Looking at all moving wedge shaped fractures, the local kyphotic angle was even improved by 10°, from preoperative 17.7° to 7.6°. Diel et al. report average improvements of 4° with VP  and Hulmes reports an average of 6.6° improvement for BKP and VP in his systematic review . In contrast, Papanastassiou et al. reported 4.8° kyphotic angle change from baseline for BKP and only 1.7° for VP in their systematic review of randomized and non-randomized controlled studies. Such comparisons highlight the potential of VBS. However, a translation into significantly reduced adjacent fracture rates could not be deduced from our data yet. A 9% rate of new fractures is lower than the 10.4% after BKP but higher than the 8.4% after VP as reported by Papanastassiou . Considering our analysis of cases with new fractures after surgery, the sex distribution in these groups should always be reported since female gender seems to represent a risk factor.
The overall 29% cement extrusion rate we observed is comparable with BKP rates if assessed in an independent fashion. The FREE study reported a 27% extrusion rate whereas the systematic analysis of Hulme et al. calculated an only 9% rate based on published literature [2, 22]. In many reports, however, authors have assessed their own extrusions which probably lead to a gross underreporting.

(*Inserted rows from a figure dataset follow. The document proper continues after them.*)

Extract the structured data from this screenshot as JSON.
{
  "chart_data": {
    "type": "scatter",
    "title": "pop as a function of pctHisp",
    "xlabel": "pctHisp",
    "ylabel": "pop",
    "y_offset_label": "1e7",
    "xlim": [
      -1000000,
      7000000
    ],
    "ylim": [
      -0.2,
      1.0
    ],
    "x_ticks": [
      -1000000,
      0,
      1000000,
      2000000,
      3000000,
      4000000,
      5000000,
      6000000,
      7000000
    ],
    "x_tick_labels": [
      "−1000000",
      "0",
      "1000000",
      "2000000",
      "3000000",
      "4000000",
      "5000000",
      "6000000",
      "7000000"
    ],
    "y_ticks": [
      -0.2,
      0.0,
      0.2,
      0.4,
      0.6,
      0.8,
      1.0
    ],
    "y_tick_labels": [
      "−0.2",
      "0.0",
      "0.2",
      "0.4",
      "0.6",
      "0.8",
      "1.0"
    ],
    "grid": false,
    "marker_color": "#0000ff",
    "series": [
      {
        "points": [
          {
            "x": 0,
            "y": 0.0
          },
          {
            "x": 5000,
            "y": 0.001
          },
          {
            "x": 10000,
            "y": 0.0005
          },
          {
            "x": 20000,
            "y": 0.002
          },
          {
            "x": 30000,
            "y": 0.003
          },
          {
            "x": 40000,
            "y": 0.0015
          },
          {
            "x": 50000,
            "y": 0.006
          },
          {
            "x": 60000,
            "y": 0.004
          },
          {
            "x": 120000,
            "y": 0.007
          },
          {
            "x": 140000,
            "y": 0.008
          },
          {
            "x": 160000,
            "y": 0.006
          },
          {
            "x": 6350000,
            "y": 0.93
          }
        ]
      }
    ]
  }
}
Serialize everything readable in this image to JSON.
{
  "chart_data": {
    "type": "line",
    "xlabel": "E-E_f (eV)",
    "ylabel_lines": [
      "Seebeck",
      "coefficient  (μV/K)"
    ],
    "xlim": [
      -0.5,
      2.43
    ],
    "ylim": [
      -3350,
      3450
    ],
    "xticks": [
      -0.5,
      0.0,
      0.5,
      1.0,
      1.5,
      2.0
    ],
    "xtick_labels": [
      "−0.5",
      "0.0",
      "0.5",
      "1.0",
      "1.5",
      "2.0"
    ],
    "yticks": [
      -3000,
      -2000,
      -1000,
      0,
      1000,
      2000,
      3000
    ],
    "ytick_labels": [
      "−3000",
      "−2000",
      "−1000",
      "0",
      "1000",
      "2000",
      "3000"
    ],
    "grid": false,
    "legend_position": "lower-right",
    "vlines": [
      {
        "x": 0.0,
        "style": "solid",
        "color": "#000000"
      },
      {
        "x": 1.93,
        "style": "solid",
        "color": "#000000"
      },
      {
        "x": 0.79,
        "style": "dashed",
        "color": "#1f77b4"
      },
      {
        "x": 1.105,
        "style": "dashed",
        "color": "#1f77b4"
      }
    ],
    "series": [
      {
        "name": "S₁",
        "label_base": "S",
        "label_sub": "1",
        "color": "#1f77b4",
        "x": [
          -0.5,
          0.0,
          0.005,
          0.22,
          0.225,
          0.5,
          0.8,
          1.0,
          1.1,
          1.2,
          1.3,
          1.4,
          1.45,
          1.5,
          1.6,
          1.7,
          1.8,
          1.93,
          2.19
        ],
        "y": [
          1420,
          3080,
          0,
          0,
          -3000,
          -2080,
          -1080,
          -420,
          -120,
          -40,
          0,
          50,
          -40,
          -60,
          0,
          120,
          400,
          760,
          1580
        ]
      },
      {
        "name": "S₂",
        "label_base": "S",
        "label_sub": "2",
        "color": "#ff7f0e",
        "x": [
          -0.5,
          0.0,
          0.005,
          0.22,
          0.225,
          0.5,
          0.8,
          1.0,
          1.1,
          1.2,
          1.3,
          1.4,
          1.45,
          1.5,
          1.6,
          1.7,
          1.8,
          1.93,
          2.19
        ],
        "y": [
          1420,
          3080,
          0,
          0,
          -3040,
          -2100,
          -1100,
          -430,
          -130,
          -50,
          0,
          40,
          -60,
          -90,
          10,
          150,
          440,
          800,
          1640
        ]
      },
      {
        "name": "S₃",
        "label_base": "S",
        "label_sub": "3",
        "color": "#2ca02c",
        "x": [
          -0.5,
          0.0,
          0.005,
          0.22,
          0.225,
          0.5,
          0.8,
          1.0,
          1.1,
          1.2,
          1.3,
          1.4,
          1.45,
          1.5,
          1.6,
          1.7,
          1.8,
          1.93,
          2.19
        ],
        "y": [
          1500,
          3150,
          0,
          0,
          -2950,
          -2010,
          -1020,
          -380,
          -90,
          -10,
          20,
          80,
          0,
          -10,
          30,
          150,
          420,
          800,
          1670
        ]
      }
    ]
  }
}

Thaler et al. reported a 25.5% extrusion rate in their VBS series and Werner et al. had a 20% minor and 10% major leakage rate. In both studies, a viscometer was used [12, 13]. The final rate of symptomatic extrusions in our series was 1% which is lower than the 2.6% in VP and comparable with the 1.3% in BKP reported by Hulme . Klezl had 2 asymptomatic leakages in 20 treated vertebral bodies and Muto had none [10, 11]. Klezl pointed out the more difficult situation in osteoporotic bone where a slight and careful overfilling of cement should be aimed at for achieving a good interdigitation of cement with bone . Considering the 50% osteoporotic fractures in our series and its 23.8% extrusion rate, the cementation challenge in this group seems to have been well met, this despite most surgeons in our series probably not having passed their VBS learning curve yet. New cementing techniques like radiofrequency kyphoplasty may help to further reduce leakage rates. Kurth et al. reported a respectably low rate of only 15.5% in a multicenter study with 186 treated vertebral bodies . High viscosity cement is another promising option for leakage prevention, which has mostly been applied and assessed in vertebroplasty. Georgy found only 8% of moderate or severe leakage in a chart/xray review of 66 treated levels , but this figure is not easy to compare with other reports that have not graded leakage into none, mild, and more severe types. In the meantime, a higher viscosity cement is also available for VBS (Vertecem “V+”) and future studies will have to show if it can help reduce leakage rates to levels comparable with the above cited percentages.